Mom looks at me and her eyes flash with an evil glint. "Not so sad that you crossed me now, are you, Penny dear?" she asks me.
"You think you're going to stop me?" she asks taking a step closer.
"I can't let you destroy an innocent man's life just because he had the misfortune to get duped by you, Mom," I say with gritted teeth. "I'll tell everyone what you just told me."

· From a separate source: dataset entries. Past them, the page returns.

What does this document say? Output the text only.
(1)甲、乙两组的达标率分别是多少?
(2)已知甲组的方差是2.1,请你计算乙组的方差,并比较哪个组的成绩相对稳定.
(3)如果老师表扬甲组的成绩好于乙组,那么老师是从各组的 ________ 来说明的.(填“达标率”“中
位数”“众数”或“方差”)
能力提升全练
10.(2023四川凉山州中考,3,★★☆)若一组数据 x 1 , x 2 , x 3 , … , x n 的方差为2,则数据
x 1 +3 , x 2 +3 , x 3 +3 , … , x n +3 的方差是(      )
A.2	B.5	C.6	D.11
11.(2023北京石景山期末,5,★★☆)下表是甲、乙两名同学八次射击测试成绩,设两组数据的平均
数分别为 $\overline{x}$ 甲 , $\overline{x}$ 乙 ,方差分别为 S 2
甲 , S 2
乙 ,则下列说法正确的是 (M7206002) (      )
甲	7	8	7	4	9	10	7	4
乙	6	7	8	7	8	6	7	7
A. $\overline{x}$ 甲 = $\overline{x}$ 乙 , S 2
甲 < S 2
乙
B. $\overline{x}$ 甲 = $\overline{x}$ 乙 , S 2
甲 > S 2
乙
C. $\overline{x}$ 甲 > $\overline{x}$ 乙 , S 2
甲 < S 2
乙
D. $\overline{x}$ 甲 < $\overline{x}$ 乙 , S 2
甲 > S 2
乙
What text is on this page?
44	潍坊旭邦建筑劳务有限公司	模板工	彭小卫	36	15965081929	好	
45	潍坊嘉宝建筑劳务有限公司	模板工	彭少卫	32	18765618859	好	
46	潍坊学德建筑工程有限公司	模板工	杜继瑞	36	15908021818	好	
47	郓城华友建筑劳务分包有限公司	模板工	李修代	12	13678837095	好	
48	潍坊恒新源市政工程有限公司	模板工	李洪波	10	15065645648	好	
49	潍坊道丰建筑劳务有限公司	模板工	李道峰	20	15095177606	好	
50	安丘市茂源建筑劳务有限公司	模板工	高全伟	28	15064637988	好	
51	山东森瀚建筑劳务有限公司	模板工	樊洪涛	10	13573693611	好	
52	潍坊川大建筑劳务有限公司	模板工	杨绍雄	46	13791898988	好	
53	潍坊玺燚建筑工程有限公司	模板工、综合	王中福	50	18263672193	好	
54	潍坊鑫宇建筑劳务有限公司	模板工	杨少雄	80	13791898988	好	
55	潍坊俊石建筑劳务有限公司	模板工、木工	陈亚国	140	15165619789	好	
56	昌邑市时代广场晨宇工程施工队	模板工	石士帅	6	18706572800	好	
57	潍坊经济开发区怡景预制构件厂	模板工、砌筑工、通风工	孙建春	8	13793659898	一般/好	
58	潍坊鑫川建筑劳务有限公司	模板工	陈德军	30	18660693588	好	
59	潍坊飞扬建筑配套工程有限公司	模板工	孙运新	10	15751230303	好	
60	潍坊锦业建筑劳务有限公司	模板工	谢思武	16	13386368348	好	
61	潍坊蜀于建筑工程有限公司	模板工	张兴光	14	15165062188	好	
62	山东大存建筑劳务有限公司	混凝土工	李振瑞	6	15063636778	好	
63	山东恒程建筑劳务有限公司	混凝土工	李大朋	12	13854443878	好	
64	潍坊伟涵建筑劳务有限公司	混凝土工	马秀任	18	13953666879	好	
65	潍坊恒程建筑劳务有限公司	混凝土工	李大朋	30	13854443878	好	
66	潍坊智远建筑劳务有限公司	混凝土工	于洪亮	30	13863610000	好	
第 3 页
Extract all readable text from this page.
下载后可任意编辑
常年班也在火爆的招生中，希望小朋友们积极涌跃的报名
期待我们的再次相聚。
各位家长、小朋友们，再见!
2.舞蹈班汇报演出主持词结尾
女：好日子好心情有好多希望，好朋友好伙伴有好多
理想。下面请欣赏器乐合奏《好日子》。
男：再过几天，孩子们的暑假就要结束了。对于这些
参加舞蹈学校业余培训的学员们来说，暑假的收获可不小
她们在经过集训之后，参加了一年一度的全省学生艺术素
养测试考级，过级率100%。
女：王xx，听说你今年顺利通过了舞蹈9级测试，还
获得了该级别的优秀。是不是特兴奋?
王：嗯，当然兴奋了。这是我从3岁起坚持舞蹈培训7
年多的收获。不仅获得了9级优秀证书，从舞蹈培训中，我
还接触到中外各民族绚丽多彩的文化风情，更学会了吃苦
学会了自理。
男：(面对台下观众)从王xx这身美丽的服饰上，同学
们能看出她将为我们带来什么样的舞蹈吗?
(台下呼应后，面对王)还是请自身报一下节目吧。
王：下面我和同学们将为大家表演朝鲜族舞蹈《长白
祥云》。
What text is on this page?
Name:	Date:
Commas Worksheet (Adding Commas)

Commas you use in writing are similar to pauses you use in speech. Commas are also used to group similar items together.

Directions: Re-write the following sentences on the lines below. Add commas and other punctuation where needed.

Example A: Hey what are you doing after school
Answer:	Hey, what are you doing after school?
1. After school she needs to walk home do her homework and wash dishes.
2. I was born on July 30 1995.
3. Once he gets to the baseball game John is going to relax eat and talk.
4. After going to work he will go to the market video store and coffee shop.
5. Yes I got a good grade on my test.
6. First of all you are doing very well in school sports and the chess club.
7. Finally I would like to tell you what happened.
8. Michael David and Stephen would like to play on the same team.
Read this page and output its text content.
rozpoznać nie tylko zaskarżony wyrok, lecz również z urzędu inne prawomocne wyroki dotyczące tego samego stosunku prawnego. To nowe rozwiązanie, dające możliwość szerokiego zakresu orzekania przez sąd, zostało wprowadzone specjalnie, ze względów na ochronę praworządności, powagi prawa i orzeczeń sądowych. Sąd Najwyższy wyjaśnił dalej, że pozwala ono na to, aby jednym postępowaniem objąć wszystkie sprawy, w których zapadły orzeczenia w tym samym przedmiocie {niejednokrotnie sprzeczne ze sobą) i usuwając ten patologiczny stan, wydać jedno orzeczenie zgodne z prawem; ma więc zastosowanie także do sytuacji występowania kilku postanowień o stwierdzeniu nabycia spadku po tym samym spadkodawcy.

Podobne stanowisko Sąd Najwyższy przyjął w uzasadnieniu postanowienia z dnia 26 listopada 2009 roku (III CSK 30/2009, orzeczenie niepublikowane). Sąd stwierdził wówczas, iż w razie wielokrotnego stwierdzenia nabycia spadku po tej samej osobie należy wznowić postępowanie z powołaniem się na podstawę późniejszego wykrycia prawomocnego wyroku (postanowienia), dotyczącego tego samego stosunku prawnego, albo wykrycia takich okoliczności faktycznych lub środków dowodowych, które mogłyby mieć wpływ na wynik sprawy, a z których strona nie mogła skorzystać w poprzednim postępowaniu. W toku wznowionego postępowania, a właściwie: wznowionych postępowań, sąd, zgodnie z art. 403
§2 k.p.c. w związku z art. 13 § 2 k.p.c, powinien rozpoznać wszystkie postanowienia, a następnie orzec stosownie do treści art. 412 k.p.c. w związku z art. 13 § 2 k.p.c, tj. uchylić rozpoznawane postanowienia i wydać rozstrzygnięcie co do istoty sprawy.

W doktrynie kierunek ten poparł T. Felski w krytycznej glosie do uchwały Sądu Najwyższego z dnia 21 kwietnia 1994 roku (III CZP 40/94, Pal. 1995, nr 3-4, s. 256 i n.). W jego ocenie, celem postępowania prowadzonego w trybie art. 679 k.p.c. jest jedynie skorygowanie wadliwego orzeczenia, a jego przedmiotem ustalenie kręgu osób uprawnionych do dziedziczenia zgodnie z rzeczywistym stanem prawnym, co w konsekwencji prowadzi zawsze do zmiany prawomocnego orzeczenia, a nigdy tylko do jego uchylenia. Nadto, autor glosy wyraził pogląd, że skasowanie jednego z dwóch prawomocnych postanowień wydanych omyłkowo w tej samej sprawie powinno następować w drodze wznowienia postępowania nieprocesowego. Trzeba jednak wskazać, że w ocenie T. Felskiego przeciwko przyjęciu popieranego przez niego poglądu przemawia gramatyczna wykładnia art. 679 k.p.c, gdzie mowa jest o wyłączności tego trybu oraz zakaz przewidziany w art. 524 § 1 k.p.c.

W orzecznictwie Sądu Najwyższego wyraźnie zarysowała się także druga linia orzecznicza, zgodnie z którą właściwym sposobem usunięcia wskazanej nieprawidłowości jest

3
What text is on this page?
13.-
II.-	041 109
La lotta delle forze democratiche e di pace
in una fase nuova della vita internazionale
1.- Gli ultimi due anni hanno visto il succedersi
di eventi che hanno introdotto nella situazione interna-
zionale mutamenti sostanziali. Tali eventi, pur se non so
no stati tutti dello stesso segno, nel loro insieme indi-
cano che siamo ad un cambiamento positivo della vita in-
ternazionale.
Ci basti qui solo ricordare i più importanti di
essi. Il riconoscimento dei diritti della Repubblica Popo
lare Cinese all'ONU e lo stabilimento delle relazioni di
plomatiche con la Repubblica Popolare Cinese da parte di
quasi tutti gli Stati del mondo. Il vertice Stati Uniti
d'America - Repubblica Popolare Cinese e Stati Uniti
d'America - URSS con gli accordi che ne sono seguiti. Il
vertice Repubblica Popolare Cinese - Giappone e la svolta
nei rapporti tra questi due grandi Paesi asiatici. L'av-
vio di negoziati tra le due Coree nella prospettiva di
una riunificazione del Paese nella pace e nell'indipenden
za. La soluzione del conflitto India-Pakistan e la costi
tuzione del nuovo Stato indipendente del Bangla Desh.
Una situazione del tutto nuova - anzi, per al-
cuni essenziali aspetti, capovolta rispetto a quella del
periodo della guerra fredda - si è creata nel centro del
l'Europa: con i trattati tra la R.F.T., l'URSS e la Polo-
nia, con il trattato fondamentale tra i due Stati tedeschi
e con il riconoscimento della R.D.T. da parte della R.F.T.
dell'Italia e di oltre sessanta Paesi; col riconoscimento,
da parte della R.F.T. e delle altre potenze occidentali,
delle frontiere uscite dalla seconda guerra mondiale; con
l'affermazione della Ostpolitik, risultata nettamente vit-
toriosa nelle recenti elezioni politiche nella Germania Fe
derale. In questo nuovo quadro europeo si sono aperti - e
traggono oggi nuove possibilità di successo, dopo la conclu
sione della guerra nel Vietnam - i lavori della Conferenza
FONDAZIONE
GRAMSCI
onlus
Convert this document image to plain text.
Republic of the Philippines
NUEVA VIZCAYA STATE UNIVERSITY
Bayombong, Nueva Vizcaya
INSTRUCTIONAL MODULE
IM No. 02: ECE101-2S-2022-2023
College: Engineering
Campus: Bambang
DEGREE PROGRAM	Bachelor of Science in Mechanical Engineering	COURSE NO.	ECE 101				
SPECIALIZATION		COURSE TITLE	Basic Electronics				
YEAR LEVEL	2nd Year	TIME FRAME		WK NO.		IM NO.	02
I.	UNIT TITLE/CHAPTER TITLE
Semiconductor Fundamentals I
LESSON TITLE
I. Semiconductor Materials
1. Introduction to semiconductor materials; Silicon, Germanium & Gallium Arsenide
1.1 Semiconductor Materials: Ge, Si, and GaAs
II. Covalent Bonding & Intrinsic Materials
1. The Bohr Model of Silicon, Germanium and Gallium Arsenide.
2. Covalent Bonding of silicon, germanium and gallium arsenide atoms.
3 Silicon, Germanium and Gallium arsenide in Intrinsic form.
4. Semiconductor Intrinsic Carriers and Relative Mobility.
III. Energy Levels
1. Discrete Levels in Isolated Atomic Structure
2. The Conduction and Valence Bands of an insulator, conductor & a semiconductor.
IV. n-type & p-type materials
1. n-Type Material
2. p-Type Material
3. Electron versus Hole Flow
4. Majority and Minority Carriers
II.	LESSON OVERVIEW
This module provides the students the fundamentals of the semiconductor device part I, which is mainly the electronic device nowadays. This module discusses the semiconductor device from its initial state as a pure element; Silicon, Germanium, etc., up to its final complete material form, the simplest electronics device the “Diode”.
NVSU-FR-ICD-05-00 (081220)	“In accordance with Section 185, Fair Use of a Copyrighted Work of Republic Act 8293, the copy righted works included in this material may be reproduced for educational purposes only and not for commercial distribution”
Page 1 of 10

"And who do you think will believe you?" Mom asks. "Who do you think will believe an out of work journalist who is also a petulant child over her mother who is an Editor-In-Chief of the largest newspaper in the country and the mayor of New York City?"
But she forgets.
I have the bullet that Natalie invented.
The one with the recorder. I'm wearing it.
I smile.
I mean, you didn't expect such deviousness from me, did you? Well, when you're playing the stakes that I'm playing for, you gotta up your game. Or something like that.
Mom's eyes travel down my body and she takes a step closer.
"Or do you think I don't know that you're wearing a little bullet in your cooch?" she asks me.
What.
The.
Fuck.
I can't move. Mom flashes a smile.
"You think you're recording this?" she asks me. "You don't know that my computer flashed the moment you walked in a picture that showed where you had a recording device? That I turned on a white noise machine. That all you recorded is garbage noise?"
I'm shaking.
I don't know what to say.
I feel an utter sense of defeat. My last card.
“I knew you'd try something like this ever since you met that bitch Natalie,” Mom continues on.
Oh my God. What is going on here?
Is she following me?
"Ever since you left work here I've had you followed, in case you were wondering," Mom confirms for me. "You think you're clever, girl, you have no idea how out of your league you are."
I'm shaking. She's defeated me. Completely.
"Now go, and get out of my sight before I decide to destroy you as well."
I want to leave, but my knees don't move.
"Go and get the fuck out of my office, daughter," she says with the grating and harsh voice of a monster.
Holding back tears, I get my knees to move and get out.